Friends do want to help. Some of them may not be able to right now – but some of them will. Try to be very specific about what you need. Do you need someone to bring groceries or talk with your kid on the phone? Do you need someone to sit with you while you vent or to brainstorm resources that could be good for your family? A socially-distant beach walk? Or maybe you just need someone to just text you at the end of the day to make sure you are OK and send a funny meme? Help people understand how they can help—sit down and make a list. Your friends will be as grateful for your guidance as you are for their help.
Get help outside of your close circle. Therapists (look into EMDR or cognitive behavioral therapy for effective ways to help with trauma), online apps, hotlines, caseworkers, support groups, and your fellow mom community here at Lucie’s List are great outlets (ask us an anonymous QOTD and get some loving, thoughtful answers and ideas!). Do you need help financially? Places of worship, grants, GoFundMe campaigns… You name it. There are resources in almost any community for when we need more help than usual.
Rest is a priority. Trauma takes a big toll on our brains and immune systems. Rest is key for staying as healthy as possible – both physically and mentally. Of course, we know it can be hard to fall (and stay) asleep during these stressful times. Easy reading, gentle yoga, calming baths, and cup of tea are all restful things to try. The 4-7-8 breathing trick can help, too. White-noise machines, earplugs, and darkening your bedroom may also help. I personally love my new Holly Golightly sleep mask and earplugs — they are bringing me a moment of levity before shutting out the world.

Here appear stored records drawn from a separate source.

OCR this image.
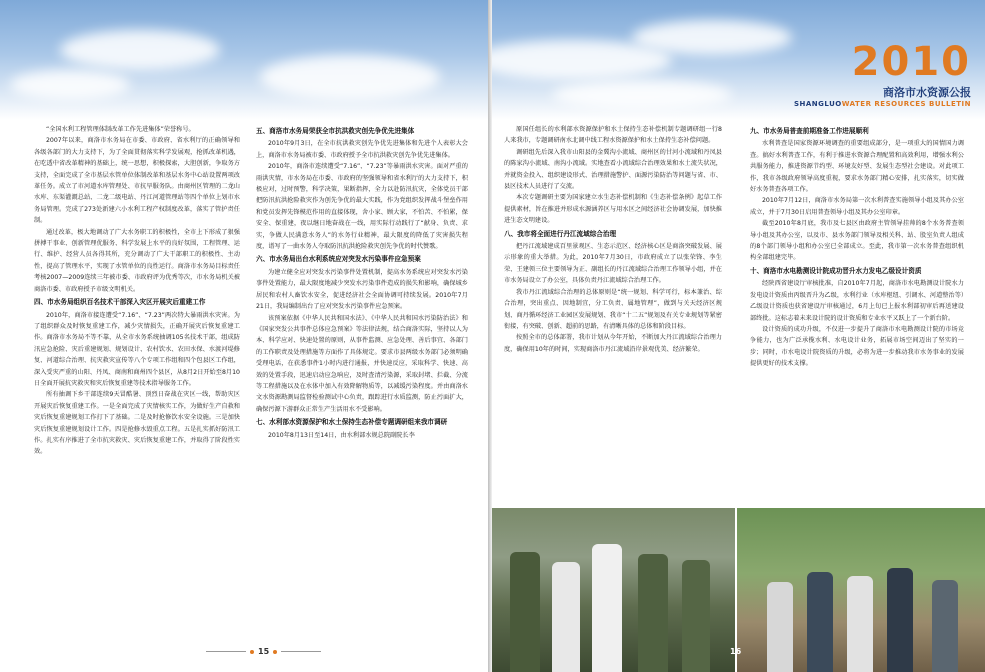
“全国水利工程管理体制改革工作先进集体”荣誉称号。

2007年以来，商洛市水务局在市委、市政府、省水利厅的正确领导和各级各部门的大力支持下，为了全面贯彻落实科学发展观，抢抓改革机遇，在吃透中省改革精神的基础上，统一思想，积极探索，大胆创新，争取务方支持，全面完成了全市基层水管单位体制改革和基层水务中心站设置两项改革任务。成立了市河道水库管理处、市抗旱服务队。由商州区管理的二龙山水库、东渠灌溉总站、二龙二级电站、丹江河道管理站等四个单位上划市水务局管理。完成了273处新建六小水利工程产权制度改革，落实了管护责任制。

通过改革，极大地调动了广大水务职工的积极性，全市上下形成了狠强拼搏干事业、创新管理优服务、科学发展上水平的良好氛围，工程管理、运行、维护、经营人员各得其所，充分调动了广大干部职工的积极性、主动性，提高了管理水平，实现了水管单位的良性运行。商洛市水务局目标责任考核2007—2009连续三年被市委、市政府评为优秀等次，市水务局机关被商洛市委、市政府授予市级文明机关。

四、市水务局组织百名技术干部深入灾区开展灾后重建工作

2010年，商洛市接连遭受“7.16”、“7.23”两次特大暴雨洪水灾害。为了组织群众及时恢复重建工作，减少灾情损失，正确开展灾后恢复重建工作。商洛市水务局不等不靠，从全市水务系统抽调105名技术干部，组成防汛应急抢险、灾后重建规划、规划设计、农村饮水、农田水保、水渡河堤修复、河道综合治理、抗灾救灾宣传等八个专项工作组和四个包县区工作组，深入受灾严重的山阳、丹凤、商南和商州四个县区，从8月2日开始至8月10日全面开展抗灾救灾和灾后恢复重建等技术指导服务工作。

所有抽调下乡干部连续9天冒酷暑、顶烈日奋战在灾区一线，帮助灾区开展灾后恢复重建工作。一是全面完成了灾情核实工作，为做好生产自救和灾后恢复重建规划工作打下了基础。二是及时抢修饮水安全设施。三是加快灾后恢复重建规划设计工作。四是抢修水毁重点工程。五是扎实抓好防汛工作。扎实有序推进了全市抗灾救灾、灾后恢复重建工作，并取得了阶段性实效。

五、商洛市水务局荣获全市抗洪救灾创先争优先进集体

2010年9月3日，在全市抗洪救灾创先争优先进集体和先进个人表彰大会上，商洛市水务局被市委、市政府授予全市抗洪救灾创先争优先进集体。

2010年，商洛市连续遭受“7.16”、“7.23”等暴雨洪水灾害。面对严重的雨洪灾情，市水务局在市委、市政府的坚强领导和省水利厅的大力支持下，积极应对，过时预警，科学决策，果断指挥，全力以赴防汛抗灾，全体党员干部把防汛抗洪抢险救灾作为创先争优的最大实践，作为党组织发挥战斗堡垒作用和党员发挥先锋模范作用的直接体现，舍小家、顾大家，不怕苦、不怕累，保安全、保重建，夜以继日地奋战在一线，用实际行动践行了“献身、负责、求实，争做人民满意水务人”的水务行业精神，最大限度的降低了灾害损失程度，谱写了一曲水务人夺取防汛抗洪抢险救灾创先争优的时代赞歌。

六、市水务局出台水利系统应对突发水污染事件应急预案

为建立健全应对突发水污染事件处置机制，提高水务系统应对突发水污染事件处置能力，最大限度地减少突发水污染事件造成的损失和影响，确保城乡居民和农村人畜饮水安全，促进经济社会全面协调可持续发展。2010年7月21日，我局编制出台了应对突发水污染事件应急预案。

该预案依据《中华人民共和国水法》、《中华人民共和国水污染防治法》和《国家突发公共事件总体应急预案》等法律法规，结合商洛实际，坚持以人为本、科学应对、快速处置的原则，从事件监测、应急处理、善后事宜、各部门的工作职责及处理措施等方面作了具体规定。要求市县两级水务部门必须明确受理电话，在获悉事件1小时内进行通报，并快速反应，采取科学、快速、高效的处置手段，迅速启动应急响应，及时查清污染源，采取封堵、拦截、分流等工程措施以及在水体中加入有效降解物质等，以减缓污染程度。并由商洛水文水资源勘测局监督检验测试中心负责，跟踪进行水质监测，防止污面扩大，确保污源下游群众正常生产生活用水不受影响。

七、水利部水资源保护和水土保持生态补偿专题调研组来我市调研

2010年8月13日至14日，由水利部水规总院副院长李

15
2010
商洛市水资源公报
SHANGLUOWATER RESOURCES BULLETIN

原国任组长的水利部水资源保护和水土保持生态补偿机制专题调研组一行8人来我市，专题调研南水北调中线工程水资源保护和水土保持生态补偿问题。

调研组先后深入我市山阳县的金冀沟小流域、商州区的甘河小流域和丹凤县的陈家沟小流域、南沟小流域。实地查看小流域综合治理效果和水土流失状况，并就资金投入、组织建设形式、治理措施警护、面源污染防治等问题与省、市、县区技术人员进行了交流。

本次专题调研主要为国家建立水生态补偿机制和《生态补偿条例》起草工作提供素材，旨在推进并形成水源涵养区与用水区之间经济社会协调发展，加快推进生态文明建设。

八、我市将全面进行丹江流域综合治理

把丹江流域建成百里景观区、生态示范区、经济核心区是商洛突破发展、展示形象的重大举措。为此，2010年7月30日，市政府成立了以张荣锋、李生荣、王建领三位主要领导为正、副组长的丹江流域综合治理工作领导小组，并在市水务局设立了办公室，具体负责丹江流域综合治理工作。

我市丹江流域综合治理的总体原则是“统一规划、科学可行，标本兼治、综合治理，突出重点、因地制宜，分工负责、属地管理”，做到与关天经济区规划、商丹循环经济工业园区发展规划、我市“十二五”规划及有关专业规划等紧密衔接，有突破、创新、超前的思路，有清晰具体的总体和阶段目标。

按照全市的总体部署，我市计划从今年开始，不断加大丹江流域综合治理力度，确保用10年的时间，实现商洛市丹江流域沿岸景观优美、经济繁荣。

九、市水务局普查前期准备工作进展顺利

水利普查是国家资源环境调查的重要组成部分，是一项重大的国情国力调查。搞好水利普查工作，有利于推进水资源合理配置和高效利用，增强水利公共服务能力，推进资源节约型、环境友好型、发展生态型社会建设。对此项工作，我市各级政府领导高度重视，要求水务部门精心安排，扎实落实，切实做好水务普查各项工作。

2010年7月12日，商洛市水务局第一次水利普查实施领导小组及其办公室成立，并于7月30日启用普查领导小组及其办公室印章。

截至2010年8月底，我市及七县区由政府主管领导挂帅的8个水务普查领导小组及其办公室，以及市、县水务部门领导及相关科、站、股室负责人组成的8个部门领导小组和办公室已全部成立。至此，我市第一次水务普查组织机构全部组建完毕。

十、商洛市水电勘测设计院成功晋升水力发电乙级设计资质

经陕西省建设厅审核批准，自2010年7月起，商洛市水电勘测设计院水力发电设计资质由丙级晋升为乙级，水利行业（水库枢纽、引调水、河道整治等）乙级设计资质也获省建设厅审核通过，6月上旬已上报水利部初审后再送建设部终批。这标志着未来设计院的设计资质和专业水平又跃上了一个新台阶。

设计资质的成功升级，不仅进一步提升了商洛市水电勘测设计院的市场竞争能力，也为广泛承揽水利、水电设计业务，拓展市场空间迈出了坚实的一步；同时，市水电设计院资质的升级，必将为进一步推动我市水务事业的发展提供更好的技术支撑。

16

Meditation and mindfulness are your friends. During and after trauma, our minds and bodies are on high alert, so we understand if the thought of sitting calm and still seems impossible. But taking the time to slow down and live in the moment – however you can – really goes a long way. When I can’t sit still, I try to think of walking or even sweeping as meditations – as learned from the book Peace Is Every Step.
I also visualize hard moments like a surfer riding waves or a mom (me!) getting through contractions in birth – one at a time. And my favorite mindfulness exercise – hearing the sound of pouring my morning coffee, feeling the hot mug in my hands and breathing in the best scent on earth. Even when all you can think of is escaping, running away from all of your problems, the best thing we can do in these fleeting moments is do our best to stay present. A few moments of mindfulness can reframe your whole day.
Stay strong. Be weak. Be vulnerable. Stay safe.